Hinton published more than 300 scientific papers, many of which were concerned with insect morphology and taxonomy. He founded and edited the Journal of Insect Physiology. He introduced an extra stage in the metamorphosis of insects, the pharate stage, in which the insect has produced a new exoskeleton in preparation for ecdysis but is still enclosed in the remnants of the old one.

He was an early proponent of continental drift, based on the close relationship between non-migratory water beetles of the family Elmidae in rivers in New Guinea and northern Australia. He worked extensively on insect eggs, particularly the way in which they respire. He worked for many years on cryptobiosis, experimenting with a species of African fly that could withstand long periods of dehydration, positing that this might also be the key to space voyaging.

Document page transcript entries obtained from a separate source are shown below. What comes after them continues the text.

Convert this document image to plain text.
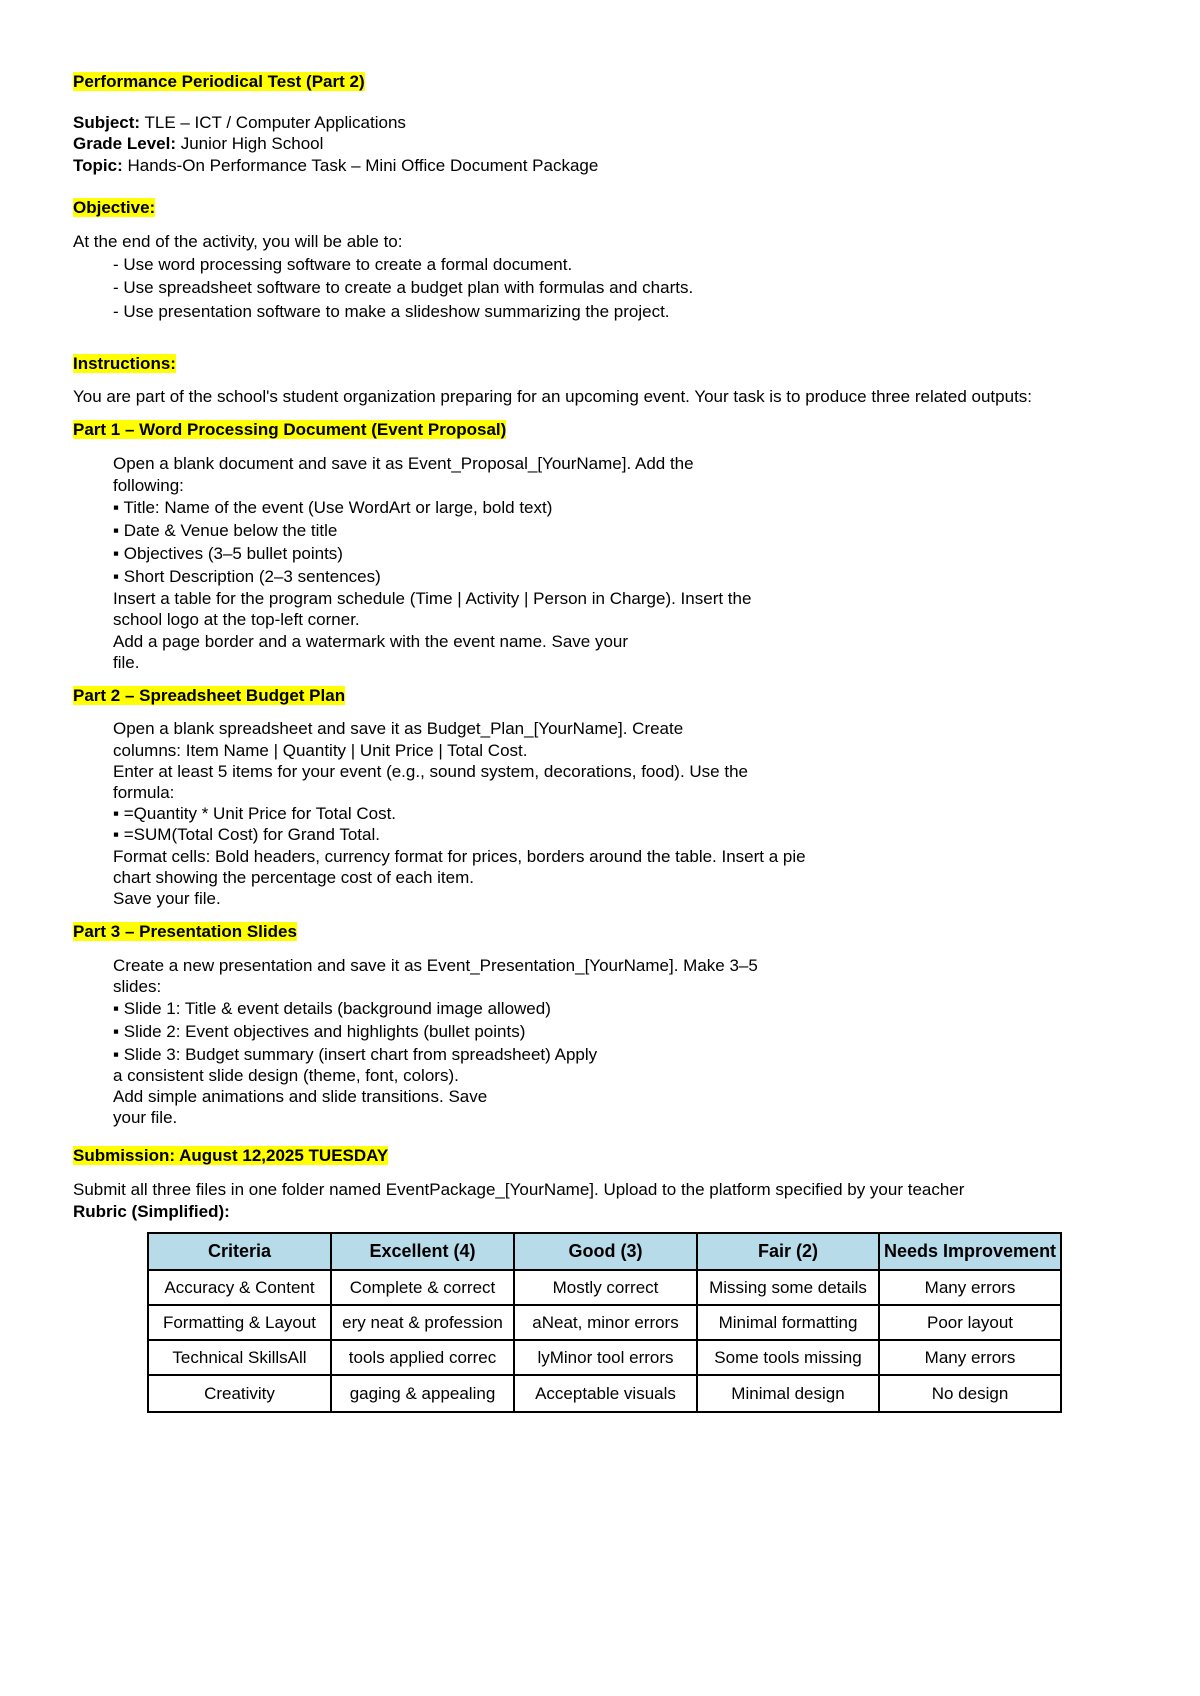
Performance Periodical Test (Part 2)
Subject: TLE – ICT / Computer Applications
Grade Level: Junior High School
Topic: Hands-On Performance Task – Mini Office Document Package
Objective:
At the end of the activity, you will be able to:
- Use word processing software to create a formal document.
- Use spreadsheet software to create a budget plan with formulas and charts.
- Use presentation software to make a slideshow summarizing the project.
Instructions:
You are part of the school's student organization preparing for an upcoming event. Your task is to produce three related outputs:
Part 1 – Word Processing Document (Event Proposal)
Open a blank document and save it as Event_Proposal_[YourName]. Add the
following:
▪ Title: Name of the event (Use WordArt or large, bold text)
▪ Date & Venue below the title
▪ Objectives (3–5 bullet points)
▪ Short Description (2–3 sentences)
Insert a table for the program schedule (Time | Activity | Person in Charge). Insert the
school logo at the top-left corner.
Add a page border and a watermark with the event name. Save your
file.
Part 2 – Spreadsheet Budget Plan
Open a blank spreadsheet and save it as Budget_Plan_[YourName]. Create
columns: Item Name | Quantity | Unit Price | Total Cost.
Enter at least 5 items for your event (e.g., sound system, decorations, food). Use the
formula:
▪ =Quantity * Unit Price for Total Cost.
▪ =SUM(Total Cost) for Grand Total.
Format cells: Bold headers, currency format for prices, borders around the table. Insert a pie
chart showing the percentage cost of each item.
Save your file.
Part 3 – Presentation Slides
Create a new presentation and save it as Event_Presentation_[YourName]. Make 3–5
slides:
▪ Slide 1: Title & event details (background image allowed)
▪ Slide 2: Event objectives and highlights (bullet points)
▪ Slide 3: Budget summary (insert chart from spreadsheet) Apply
a consistent slide design (theme, font, colors).
Add simple animations and slide transitions. Save
your file.
Submission: August 12,2025 TUESDAY
Submit all three files in one folder named EventPackage_[YourName]. Upload to the platform specified by your teacher
Rubric (Simplified):
Criteria	Excellent (4)	Good (3)	Fair (2)	Needs Improvement
Accuracy & Content	Complete & correct	Mostly correct	Missing some details	Many errors
Formatting & Layout	ery neat & profession	aNeat, minor errors	Minimal formatting	Poor layout
Technical SkillsAll	tools applied correc	lyMinor tool errors	Some tools missing	Many errors
Creativity	gaging & appealing	Acceptable visuals	Minimal design	No design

In an article in New Scientist, October 1965 he suggested that contrary to the idea that life had evolved from the sea, complex molecules from the Earth's atmosphere might have survived long periods of desiccation before being washed down to the sea.

His graduate students include Robin Baker and Geoff Parker. His papers are stored at the University of Bristol, where he worked. Most of his insect collection is housed at the Natural History Museum, London.

===Awards and honours===
Hinton was elected as Fellow of the Royal Society (FRS) in 1961.

==Personal life==
Howard Hinton married Margaret Clark, a teacher and sister of Colin Clark, in 1938. They had four children: Charlotte, who became a head teacher; James Hinton, who served as a professor of history at the University of Warwick; Geoffrey Hinton, a Turing and Nobel laureate who is a University Professor Emeritus of the University of Toronto; and Teresa, who is a social policy researcher in Tasmania.

Howard's father, George Hinton, was a mining engineer and botanist who managed a silver mine in Mexico and collected many new botanical specimens, some of which are in Kew Gardens. Howard Hinton's nephew, also called George Hinton, has a farm in Mexico and discovered a new genus of cacti, Geohintonia, that are named after him.

Howard Hinton was a great-grandson of George Boole, the founder of mathematical logic. His cousins include Joan Hinton, one of the few women scientists at Los Alamos who later moved to Beijing, and William Hinton who wrote Fanshen, a book about the Chinese Communist Revolution which he observed firsthand while working for the United Nations in China in 1949. His grandfather, Charles Howard Hinton was a mathematician who worked on the concept of four-dimensional space, and had to leave Victorian England when he was found guilty of bigamy.